In the district court and Ninth Circuit, Palomar-Santiago successfully challenged his unlawful-reentry indictment under a principle on which the circuits were split. Ninth Circuit precedent excused § 1326(d)’s first two requirements if the prior conviction was not for a removable offense. This was the basis for Palomar-Santiago’s challenge, because after his conviction and removal, the Supreme Court held (in Leocal v. Ashcroft, 543 U.S. 1 (2004)) that a DUI offense is not an aggravated felony justifying removal. Unlike the Ninth Circuit, other Courts of Appeals did not excuse similarly situated unlawful-reentry defendants from meeting § 1326(d)’s first two requirements.

Resolving the circuit split, the Supreme Court reversed, holding that defendants challenging their original removal orders must meet all three requirements of § 1326(d), because the statute’s use of the word “and” is “mandatory language” that courts have no power to override.

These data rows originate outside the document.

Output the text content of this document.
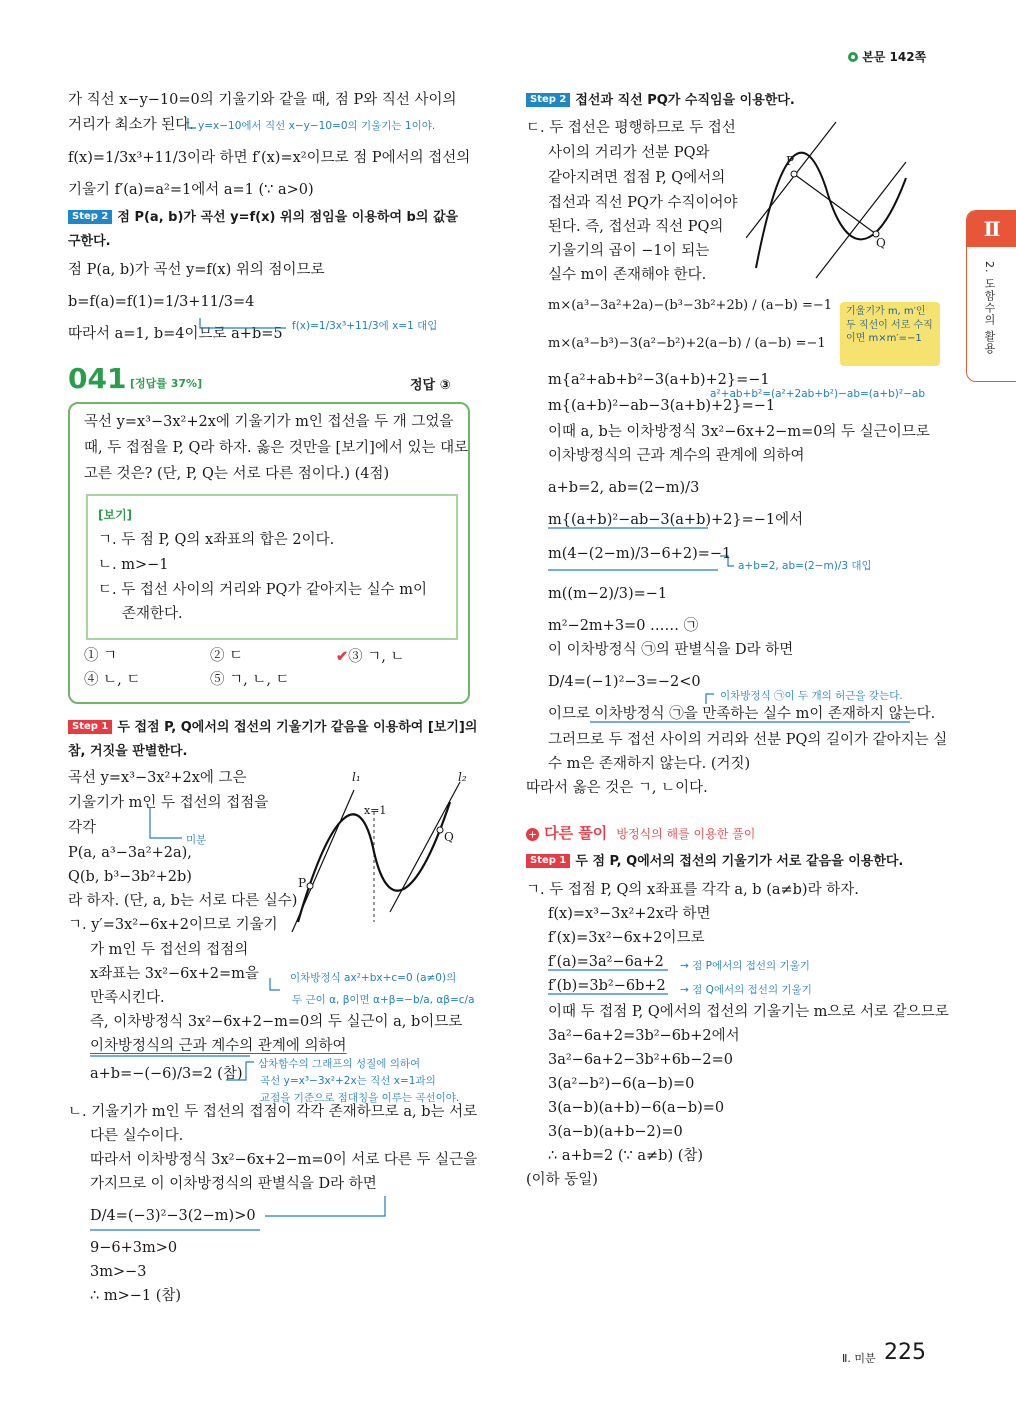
본문 142쪽
Ⅱ
2. 도함수의 활용
가 직선 x−y−10=0의 기울기와 같을 때, 점 P와 직선 사이의
거리가 최소가 된다. y=x−10에서 직선 x−y−10=0의 기울기는 1이야.
f(x)=1/3x³+11/3이라 하면 f′(x)=x²이므로 점 P에서의 접선의
기울기 f′(a)=a²=1에서 a=1 (∵ a>0)
Step 2 점 P(a, b)가 곡선 y=f(x) 위의 점임을 이용하여 b의 값을
구한다.
점 P(a, b)가 곡선 y=f(x) 위의 점이므로
b=f(a)=f(1)=1/3+11/3=4
따라서 a=1, b=4이므로 a+b=5 f(x)=1/3x³+11/3에 x=1 대입
041 [정답률 37%]	정답 ③
곡선 y=x³−3x²+2x에 기울기가 m인 접선을 두 개 그었을
때, 두 접점을 P, Q라 하자. 옳은 것만을 [보기]에서 있는 대로
고른 것은? (단, P, Q는 서로 다른 점이다.) (4점)
[보기]
ㄱ. 두 점 P, Q의 x좌표의 합은 2이다.
ㄴ. m>−1
ㄷ. 두 접선 사이의 거리와 PQ가 같아지는 실수 m이
존재한다.
① ㄱ	② ㄷ	✔③ ㄱ, ㄴ
④ ㄴ, ㄷ	⑤ ㄱ, ㄴ, ㄷ
Step 1 두 접점 P, Q에서의 접선의 기울기가 같음을 이용하여 [보기]의
참, 거짓을 판별한다.
곡선 y=x³−3x²+2x에 그은
기울기가 m인 두 접선의 접점을
각각
미분
P(a, a³−3a²+2a),
Q(b, b³−3b²+2b)
라 하자. (단, a, b는 서로 다른 실수)
ㄱ. y′=3x²−6x+2이므로 기울기
가 m인 두 접선의 접점의
x좌표는 3x²−6x+2=m을
만족시킨다.
이차방정식 ax²+bx+c=0 (a≠0)의
두 근이 α, β이면 α+β=−b/a, αβ=c/a
즉, 이차방정식 3x²−6x+2−m=0의 두 실근이 a, b이므로
이차방정식의 근과 계수의 관계에 의하여
a+b=−(−6)/3=2 (참)
삼차함수의 그래프의 성질에 의하여
곡선 y=x³−3x²+2x는 직선 x=1과의
교점을 기준으로 점대칭을 이루는 곡선이야.
ㄴ. 기울기가 m인 두 접선의 접점이 각각 존재하므로 a, b는 서로
다른 실수이다.
따라서 이차방정식 3x²−6x+2−m=0이 서로 다른 두 실근을
가지므로 이 이차방정식의 판별식을 D라 하면
D/4=(−3)²−3(2−m)>0
9−6+3m>0
3m>−3
∴ m>−1 (참)
l₁	l₂
x=1
P
Q
Step 2 접선과 직선 PQ가 수직임을 이용한다.
ㄷ. 두 접선은 평행하므로 두 접선
사이의 거리가 선분 PQ와
같아지려면 접점 P, Q에서의
접선과 직선 PQ가 수직이어야
된다. 즉, 접선과 직선 PQ의
기울기의 곱이 −1이 되는
실수 m이 존재해야 한다.
P
Q
m×(a³−3a²+2a)−(b³−3b²+2b) / (a−b) =−1
m×(a³−b³)−3(a²−b²)+2(a−b) / (a−b) =−1
기울기가 m, m′인 두 직선이 서로 수직이면 m×m′=−1
m{a²+ab+b²−3(a+b)+2}=−1
a²+ab+b²=(a²+2ab+b²)−ab=(a+b)²−ab
m{(a+b)²−ab−3(a+b)+2}=−1
이때 a, b는 이차방정식 3x²−6x+2−m=0의 두 실근이므로
이차방정식의 근과 계수의 관계에 의하여
a+b=2, ab=(2−m)/3
m{(a+b)²−ab−3(a+b)+2}=−1에서
m(4−(2−m)/3−6+2)=−1
a+b=2, ab=(2−m)/3 대입
m((m−2)/3)=−1
m²−2m+3=0 …… ㉠
이 이차방정식 ㉠의 판별식을 D라 하면
D/4=(−1)²−3=−2<0
이차방정식 ㉠이 두 개의 허근을 갖는다.
이므로 이차방정식 ㉠을 만족하는 실수 m이 존재하지 않는다.
그러므로 두 접선 사이의 거리와 선분 PQ의 길이가 같아지는 실
수 m은 존재하지 않는다. (거짓)
따라서 옳은 것은 ㄱ, ㄴ이다.
+ 다른 풀이 방정식의 해를 이용한 풀이
Step 1 두 점 P, Q에서의 접선의 기울기가 서로 같음을 이용한다.
ㄱ. 두 접점 P, Q의 x좌표를 각각 a, b (a≠b)라 하자.
f(x)=x³−3x²+2x라 하면
f′(x)=3x²−6x+2이므로
f′(a)=3a²−6a+2 → 점 P에서의 접선의 기울기
f′(b)=3b²−6b+2 → 점 Q에서의 접선의 기울기
이때 두 접점 P, Q에서의 접선의 기울기는 m으로 서로 같으므로
3a²−6a+2=3b²−6b+2에서
3a²−6a+2−3b²+6b−2=0
3(a²−b²)−6(a−b)=0
3(a−b)(a+b)−6(a−b)=0
3(a−b)(a+b−2)=0
∴ a+b=2 (∵ a≠b) (참)
(이하 동일)
Ⅱ. 미분 225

The Court rejected the argument that administrative review is not practically “available” when an immigration judge erroneously informs a noncitizen that his prior conviction renders him removable. The Court reasoned that “the substantive complexity of an affirmative defense” cannot “alone render further review of an adverse decision unavailable.” The Court also rejected the argument that § 1326(d)’s requirements apply only to claims of procedural rather than substantive flaws in a prior removal order, because the plain meaning of “challenge” and “collateral attack” includes claims of substantive invalidity.

Justice Sotomayor delivered the opinion for a unanimous Court.